As discussed above, we have many opportunities to grow our business, including the continued
commercialization of XGEVA®and Prolia®and expansion into emerging markets and Japan, which we believe
may offset the adverse financial impact of our principal products’ patent expiries.
Cash, cash equivalents and marketable securities
Of our total cash, cash equivalents and marketable securities balances as of December 31, 2011,
approximately $16.9 billion was generated from operations in foreign tax jurisdictions and is intended to be
invested indefinitely outside of the United States. Under current tax laws, if these funds were repatriated for use
in our U.S. operations, we would be required to pay additional income taxes at the tax rates then in effect.

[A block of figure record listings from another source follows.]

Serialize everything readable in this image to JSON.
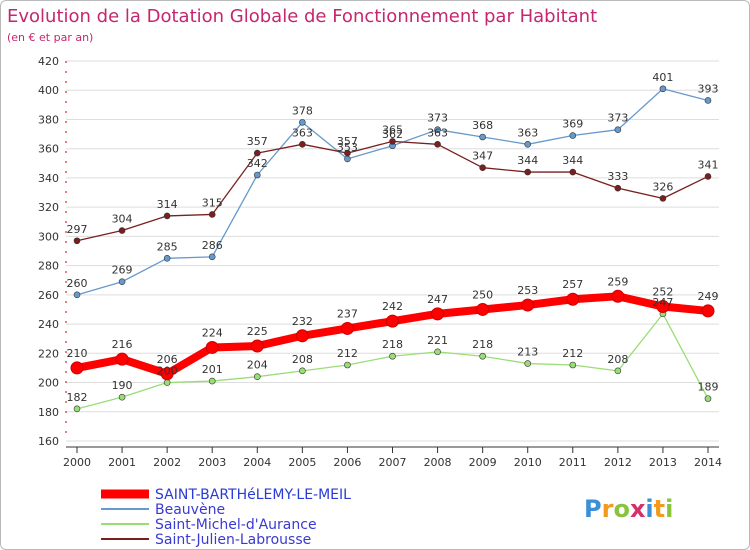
{
  "chart_data": {
    "type": "line",
    "title": "Evolution de la Dotation Globale de Fonctionnement par Habitant",
    "subtitle": "(en € et par an)",
    "xlabel": "",
    "ylabel": "",
    "x": [
      "2000",
      "2001",
      "2002",
      "2003",
      "2004",
      "2005",
      "2006",
      "2007",
      "2008",
      "2009",
      "2010",
      "2011",
      "2012",
      "2013",
      "2014"
    ],
    "ylim": [
      160,
      420
    ],
    "yticks": [
      160,
      180,
      200,
      220,
      240,
      260,
      280,
      300,
      320,
      340,
      360,
      380,
      400,
      420
    ],
    "grid": "horizontal",
    "series": [
      {
        "name": "SAINT-BARTHéLEMY-LE-MEIL",
        "color": "#ff0000",
        "values": [
          210,
          216,
          206,
          224,
          225,
          232,
          237,
          242,
          247,
          250,
          253,
          257,
          259,
          252,
          249
        ]
      },
      {
        "name": "Beauvène",
        "color": "#6699cc",
        "values": [
          260,
          269,
          285,
          286,
          342,
          378,
          353,
          362,
          373,
          368,
          363,
          369,
          373,
          401,
          393
        ]
      },
      {
        "name": "Saint-Michel-d'Aurance",
        "color": "#99dd77",
        "values": [
          182,
          190,
          200,
          201,
          204,
          208,
          212,
          218,
          221,
          218,
          213,
          212,
          208,
          247,
          189
        ]
      },
      {
        "name": "Saint-Julien-Labrousse",
        "color": "#7a1f1f",
        "values": [
          297,
          304,
          314,
          315,
          357,
          363,
          357,
          365,
          363,
          347,
          344,
          344,
          333,
          326,
          341
        ]
      }
    ],
    "legend_position": "bottom-left"
  },
  "brand": {
    "text": "Proxiti",
    "letter_colors": [
      "#3b8fd6",
      "#f39a1e",
      "#8ac43f",
      "#d62f6b",
      "#3b8fd6",
      "#f39a1e",
      "#8ac43f"
    ]
  }
}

The primary objective of our investment portfolio is to enhance overall returns in an efficient manner while
maintaining safety of principal, prudent levels of liquidity and acceptable levels of risk. Our investment policy
limits debt security investments to certain types of debt and money market instruments issued by institutions with
primarily investment grade credit ratings and places restrictions on maturities and concentration by asset class
and issuer.
Financing arrangements
The current and noncurrent portions of our long-term borrowings at December 31, 2011, were $84 million
and $21.3 billion, respectively. The current and noncurrent portions of our long-term borrowings at
December 31, 2010, were $2.5 billion and $10.9 billion, respectively.